Rick Isard from Cordless Renovations was at Marty's and had some samples of his Li-ions.... Here's a link to the 14.8 packs and 

http://www.cordlessrenovations.com/...14-8-volts

And the 18.5 volt packs. 

http://www.cordlessrenovations.com/...18-5-volts

At the present time, I don't see a need to use the Li-ion/Poly chemistry. That's just my personal opinion. 

I think the next generation of batteries for running trains will be the Lithium Phosphates. They've been introduced and are being tested now. 

These are just my own observations from doing a lot of testing and running with the Li-ions.......

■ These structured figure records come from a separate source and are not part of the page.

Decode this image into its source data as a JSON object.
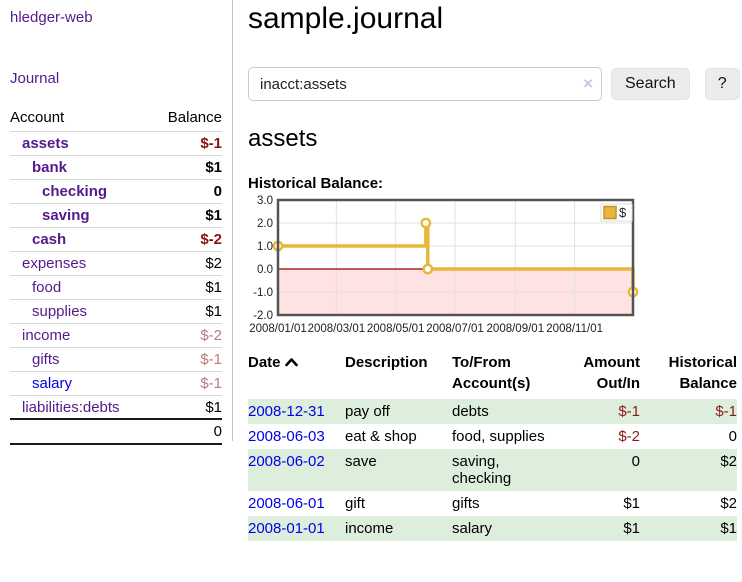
{
  "app": {
    "title": "hledger-web"
  },
  "sidebar": {
    "nav_journal": "Journal",
    "table": {
      "col_account": "Account",
      "col_balance": "Balance",
      "rows": [
        {
          "account": "assets",
          "balance": "$-1",
          "depth": 1,
          "bold": true,
          "neg": "strong",
          "link": "purple"
        },
        {
          "account": "bank",
          "balance": "$1",
          "depth": 2,
          "bold": true,
          "neg": "",
          "link": "purple"
        },
        {
          "account": "checking",
          "balance": "0",
          "depth": 3,
          "bold": true,
          "neg": "",
          "link": "purple"
        },
        {
          "account": "saving",
          "balance": "$1",
          "depth": 3,
          "bold": true,
          "neg": "",
          "link": "purple"
        },
        {
          "account": "cash",
          "balance": "$-2",
          "depth": 2,
          "bold": true,
          "neg": "strong",
          "link": "purple"
        },
        {
          "account": "expenses",
          "balance": "$2",
          "depth": 1,
          "bold": false,
          "neg": "",
          "link": "purple"
        },
        {
          "account": "food",
          "balance": "$1",
          "depth": 2,
          "bold": false,
          "neg": "",
          "link": "purple"
        },
        {
          "account": "supplies",
          "balance": "$1",
          "depth": 2,
          "bold": false,
          "neg": "",
          "link": "purple"
        },
        {
          "account": "income",
          "balance": "$-2",
          "depth": 1,
          "bold": false,
          "neg": "soft",
          "link": "purple"
        },
        {
          "account": "gifts",
          "balance": "$-1",
          "depth": 2,
          "bold": false,
          "neg": "soft",
          "link": "purple"
        },
        {
          "account": "salary",
          "balance": "$-1",
          "depth": 2,
          "bold": false,
          "neg": "soft",
          "link": "blue"
        },
        {
          "account": "liabilities:debts",
          "balance": "$1",
          "depth": 1,
          "bold": false,
          "neg": "",
          "link": "purple"
        }
      ],
      "total": "0"
    }
  },
  "header": {
    "title": "sample.journal"
  },
  "search": {
    "value": "inacct:assets",
    "clear_icon": "×",
    "search_button": "Search",
    "help_button": "?"
  },
  "account_page": {
    "heading": "assets",
    "chart_title": "Historical Balance:"
  },
  "chart_data": {
    "type": "line",
    "step": true,
    "legend": [
      "$"
    ],
    "ylim": [
      -2,
      3
    ],
    "yticks": [
      "3.0",
      "2.0",
      "1.0",
      "0.0",
      "-1.0",
      "-2.0"
    ],
    "xticks": [
      "2008/01/01",
      "2008/03/01",
      "2008/05/01",
      "2008/07/01",
      "2008/09/01",
      "2008/11/01"
    ],
    "x_range": [
      "2008-01-01",
      "2008-12-31"
    ],
    "points": [
      {
        "date": "2008-01-01",
        "value": 1
      },
      {
        "date": "2008-06-01",
        "value": 2
      },
      {
        "date": "2008-06-03",
        "value": 0
      },
      {
        "date": "2008-12-31",
        "value": -1
      }
    ],
    "colors": {
      "line": "#e8b73a",
      "marker_fill": "#fffef8",
      "negative_fill": "#ffe3e3",
      "zero_line": "#990000",
      "border": "#545454",
      "grid": "#e2e2e2",
      "legend_square": "#e8b73a",
      "legend_square_border": "#bd952c"
    }
  },
  "transactions": {
    "headers": {
      "date": {
        "line1": "Date",
        "line2": ""
      },
      "description": {
        "line1": "Description",
        "line2": ""
      },
      "accounts": {
        "line1": "To/From",
        "line2": "Account(s)"
      },
      "amount": {
        "line1": "Amount",
        "line2": "Out/In"
      },
      "balance": {
        "line1": "Historical",
        "line2": "Balance"
      }
    },
    "sort_icon": "chevron-up",
    "rows": [
      {
        "date": "2008-12-31",
        "description": "pay off",
        "accounts": "debts",
        "amount": "$-1",
        "balance": "$-1",
        "amount_neg": true,
        "balance_neg": true,
        "shaded": true
      },
      {
        "date": "2008-06-03",
        "description": "eat & shop",
        "accounts": "food, supplies",
        "amount": "$-2",
        "balance": "0",
        "amount_neg": true,
        "balance_neg": false,
        "shaded": false
      },
      {
        "date": "2008-06-02",
        "description": "save",
        "accounts": "saving, checking",
        "amount": "0",
        "balance": "$2",
        "amount_neg": false,
        "balance_neg": false,
        "shaded": true
      },
      {
        "date": "2008-06-01",
        "description": "gift",
        "accounts": "gifts",
        "amount": "$1",
        "balance": "$2",
        "amount_neg": false,
        "balance_neg": false,
        "shaded": false
      },
      {
        "date": "2008-01-01",
        "description": "income",
        "accounts": "salary",
        "amount": "$1",
        "balance": "$1",
        "amount_neg": false,
        "balance_neg": false,
        "shaded": true
      }
    ]
  }
}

Ran them at Marty's in all my trains.


----------



## Dave Ottney (Jan 2, 2008)

Here's another Li-Ion vendor- 
http://www.all-battery.com/li-ion18650148v2200mahrechargeablebatterypackwithpcbprotection.aspx 
Dave


----------



## billsharron (Jan 3, 2008)

The Cordless Revolution Li-Ion battery pack are very nice, and work great. I noticed that they use the Tenergy Brand batteries which have been very reliable, and are also available at All-battey.com . I believe Stan uses them and I have have no problems with the ones I use. My son's railroad was on the tour for the national Garden Railway Convention this year. We used one Tenergy 2600 mah 14.8 volt Battery Pack to run two USAT GP38-2s pulling 12 Aristo hoppers and a caboose and got just under two hours running time per charge. I use thjem in all my steam engines as well

As for Lithium Poly and Nano batteries The only guys I know that are using them are in Germany. They are doing some pretty amazing things with them.


----------